Unread post by Mehrab4226 » Tue Mar 16, 2021 8:00 pm

It will be easier to understand if we see the figure.
Screenshot 2021-03-16 at 19.52.16.png
Screenshot 2021-03-16 at 19.52.16.png (66.67KiB)Viewed 4189 times
From $A$ there can be at most one line from each element. Because it is a figure of a function. Any element of $A$ producing more than one line will contradict the fact that it is a function.

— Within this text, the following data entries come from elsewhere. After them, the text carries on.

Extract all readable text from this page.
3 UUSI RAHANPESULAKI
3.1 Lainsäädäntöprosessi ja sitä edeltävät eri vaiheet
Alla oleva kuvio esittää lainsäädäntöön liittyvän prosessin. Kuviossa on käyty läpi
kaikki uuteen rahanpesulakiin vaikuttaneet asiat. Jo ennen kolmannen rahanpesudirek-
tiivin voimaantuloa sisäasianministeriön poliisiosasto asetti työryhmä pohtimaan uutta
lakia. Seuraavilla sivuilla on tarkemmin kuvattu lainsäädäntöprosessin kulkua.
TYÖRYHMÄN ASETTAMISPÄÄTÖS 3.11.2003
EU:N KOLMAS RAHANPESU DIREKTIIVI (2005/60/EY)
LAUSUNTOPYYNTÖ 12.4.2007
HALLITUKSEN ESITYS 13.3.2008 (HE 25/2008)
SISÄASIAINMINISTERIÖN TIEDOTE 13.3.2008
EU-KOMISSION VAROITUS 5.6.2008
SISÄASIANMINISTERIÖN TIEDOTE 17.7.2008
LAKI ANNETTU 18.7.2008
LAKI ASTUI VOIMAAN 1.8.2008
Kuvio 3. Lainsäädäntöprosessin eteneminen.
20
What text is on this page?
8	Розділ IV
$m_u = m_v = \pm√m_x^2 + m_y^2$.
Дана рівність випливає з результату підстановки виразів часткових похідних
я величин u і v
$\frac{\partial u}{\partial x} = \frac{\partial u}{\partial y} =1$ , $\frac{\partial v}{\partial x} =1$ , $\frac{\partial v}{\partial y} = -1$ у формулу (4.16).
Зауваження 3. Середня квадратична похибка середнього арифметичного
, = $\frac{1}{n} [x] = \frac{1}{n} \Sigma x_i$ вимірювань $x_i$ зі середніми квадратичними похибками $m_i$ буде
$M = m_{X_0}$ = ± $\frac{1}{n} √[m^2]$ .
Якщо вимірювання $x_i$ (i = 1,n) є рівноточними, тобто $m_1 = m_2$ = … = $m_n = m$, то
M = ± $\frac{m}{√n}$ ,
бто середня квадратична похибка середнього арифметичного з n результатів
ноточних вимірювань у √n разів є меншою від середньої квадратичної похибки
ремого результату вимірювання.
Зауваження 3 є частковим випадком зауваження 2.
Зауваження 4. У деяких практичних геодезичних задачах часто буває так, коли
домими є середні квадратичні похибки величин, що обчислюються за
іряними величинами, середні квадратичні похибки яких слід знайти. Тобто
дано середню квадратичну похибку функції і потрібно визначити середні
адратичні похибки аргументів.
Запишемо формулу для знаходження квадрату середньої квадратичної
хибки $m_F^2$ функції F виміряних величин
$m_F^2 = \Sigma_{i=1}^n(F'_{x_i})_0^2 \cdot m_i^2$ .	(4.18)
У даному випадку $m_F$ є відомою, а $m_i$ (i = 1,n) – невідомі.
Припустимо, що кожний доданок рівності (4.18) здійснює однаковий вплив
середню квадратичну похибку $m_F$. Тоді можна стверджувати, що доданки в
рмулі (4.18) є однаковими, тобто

Now, which each element of $B$ must have at least one line touching them. So if we keep them in order like $B_1,B_2,B_3,\cdots B_n$ then there should be which $n$ elements of the set $A$ must-have line with these $n$ elements of $B$, we will get $^kp_n$. This works because we can choose n elements from $A$ and join lines with $B$ in order. As a result by each permutation, we will get different onto functions. Now we have $k-n$ elements left each of which can be paired with $n$ different elements. So there should be $(k-n)\times n$ such linings.

So the total number of onto function is $^kp_n \times (k-n) \times n$ (ans)
The reasoning can be a little difficult to understand for my bad solution writing. If you find any problems please post it.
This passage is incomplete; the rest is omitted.